Les noces de diamant du nucléaire français

Publié Par Arnaud Daguin, le dans Énergie et matières premières

Par Arnaud Daguin.

Le mois dernier, le nucléaire a fêté son soixantième anniversaire en France. Aujourd’hui décriée par beaucoup, l’énergie atomique reste encore l’énergie la plus répandue dans l’Hexagone et certains pays qui l’avaient délaissée la plébiscitent à nouveau.

L’invention de l’énergie nucléaire, sur fond de guerre froide

En France, l’histoire du nucléaire a démarré sur le site de Marcoule, dans le Gard, avec le lancement de la première pile atomique le 28 septembre 1956. En pleine guerre froide, l’organisation d’une industrie nucléaire réjouit à l’époque le général de Gaulle qui y voit une force supplémentaire pour le pays, à la fois utile pour la reconstruction mais aussi pour la défense nationale. Dans les années 50 et 60, la France se dote alors de neuf réacteurs.

Le parc nucléaire français voit sa taille considérablement augmentée après le choc pétrolier de 1979. La crise qui suivit a poussé le gouvernement à appuyer sa politique énergétique en faveur du nucléaire et à renforcer sa filière dans l’optique de garantir au pays une certaine indépendance énergétique. Une quarantaine de réacteurs sont ainsi apparus en France dans les années 80.

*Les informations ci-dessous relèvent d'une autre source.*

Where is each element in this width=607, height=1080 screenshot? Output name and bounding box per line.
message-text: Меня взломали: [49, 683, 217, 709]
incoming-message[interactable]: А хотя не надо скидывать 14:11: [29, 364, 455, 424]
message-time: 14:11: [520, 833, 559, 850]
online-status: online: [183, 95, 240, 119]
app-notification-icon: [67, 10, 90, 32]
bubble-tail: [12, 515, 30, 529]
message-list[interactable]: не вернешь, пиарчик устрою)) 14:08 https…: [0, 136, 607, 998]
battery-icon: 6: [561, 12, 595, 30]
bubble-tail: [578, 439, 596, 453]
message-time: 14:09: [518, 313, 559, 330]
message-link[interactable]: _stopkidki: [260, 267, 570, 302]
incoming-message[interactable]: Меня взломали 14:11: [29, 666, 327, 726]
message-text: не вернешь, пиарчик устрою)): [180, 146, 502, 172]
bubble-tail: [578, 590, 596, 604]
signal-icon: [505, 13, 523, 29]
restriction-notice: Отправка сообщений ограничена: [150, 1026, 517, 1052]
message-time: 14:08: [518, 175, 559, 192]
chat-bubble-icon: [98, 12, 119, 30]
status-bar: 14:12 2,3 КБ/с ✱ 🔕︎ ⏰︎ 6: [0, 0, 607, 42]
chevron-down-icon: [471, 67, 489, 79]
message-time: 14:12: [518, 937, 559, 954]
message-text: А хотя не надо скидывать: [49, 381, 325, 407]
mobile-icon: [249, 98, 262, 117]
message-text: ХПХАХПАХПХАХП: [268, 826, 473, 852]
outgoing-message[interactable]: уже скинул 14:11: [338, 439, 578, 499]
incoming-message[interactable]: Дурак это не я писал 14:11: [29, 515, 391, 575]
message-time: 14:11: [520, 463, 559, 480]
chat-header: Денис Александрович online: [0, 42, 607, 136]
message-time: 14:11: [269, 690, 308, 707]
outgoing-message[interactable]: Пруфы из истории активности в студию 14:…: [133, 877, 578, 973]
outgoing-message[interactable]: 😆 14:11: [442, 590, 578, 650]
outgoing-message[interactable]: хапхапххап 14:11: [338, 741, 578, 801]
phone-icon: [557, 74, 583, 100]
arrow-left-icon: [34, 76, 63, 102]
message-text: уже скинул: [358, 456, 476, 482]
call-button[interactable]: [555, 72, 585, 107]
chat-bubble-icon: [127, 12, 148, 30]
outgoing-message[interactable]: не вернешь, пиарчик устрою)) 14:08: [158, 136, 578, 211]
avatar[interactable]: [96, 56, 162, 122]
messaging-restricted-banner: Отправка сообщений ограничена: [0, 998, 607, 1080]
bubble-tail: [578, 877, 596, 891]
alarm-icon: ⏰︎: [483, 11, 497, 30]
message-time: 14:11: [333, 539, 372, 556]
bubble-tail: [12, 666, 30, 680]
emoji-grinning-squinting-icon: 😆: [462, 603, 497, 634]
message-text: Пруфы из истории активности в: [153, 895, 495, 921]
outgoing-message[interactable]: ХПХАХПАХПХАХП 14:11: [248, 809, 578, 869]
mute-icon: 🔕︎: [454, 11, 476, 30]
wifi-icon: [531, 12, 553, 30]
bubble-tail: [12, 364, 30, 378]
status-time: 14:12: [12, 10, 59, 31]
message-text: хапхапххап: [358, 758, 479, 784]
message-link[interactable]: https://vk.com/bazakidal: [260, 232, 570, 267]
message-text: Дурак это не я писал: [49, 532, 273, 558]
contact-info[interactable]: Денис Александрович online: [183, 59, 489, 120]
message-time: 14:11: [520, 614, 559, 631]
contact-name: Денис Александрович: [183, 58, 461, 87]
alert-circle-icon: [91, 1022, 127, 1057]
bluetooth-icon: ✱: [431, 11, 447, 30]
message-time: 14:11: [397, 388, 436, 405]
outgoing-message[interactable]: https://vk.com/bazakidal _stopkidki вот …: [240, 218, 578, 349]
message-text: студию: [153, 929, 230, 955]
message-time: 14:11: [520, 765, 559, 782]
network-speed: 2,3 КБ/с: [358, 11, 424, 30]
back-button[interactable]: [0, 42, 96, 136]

Aujourd’hui, l’industrie nucléaire en France, constituée de 19 centrales et de 58 réacteurs de différents niveaux de puissance, représente 75 % de l’électricité du pays. Le nucléaire reste la première source de production d’électricité dans l’Hexagone, une filière portée par EDF qui assure la gestion de l’ensemble du parc national. Un âge d’or cependant contrarié par un élan contestataire qui souhaite en finir avec la prédominance de l’atome dans le modèle énergétique national.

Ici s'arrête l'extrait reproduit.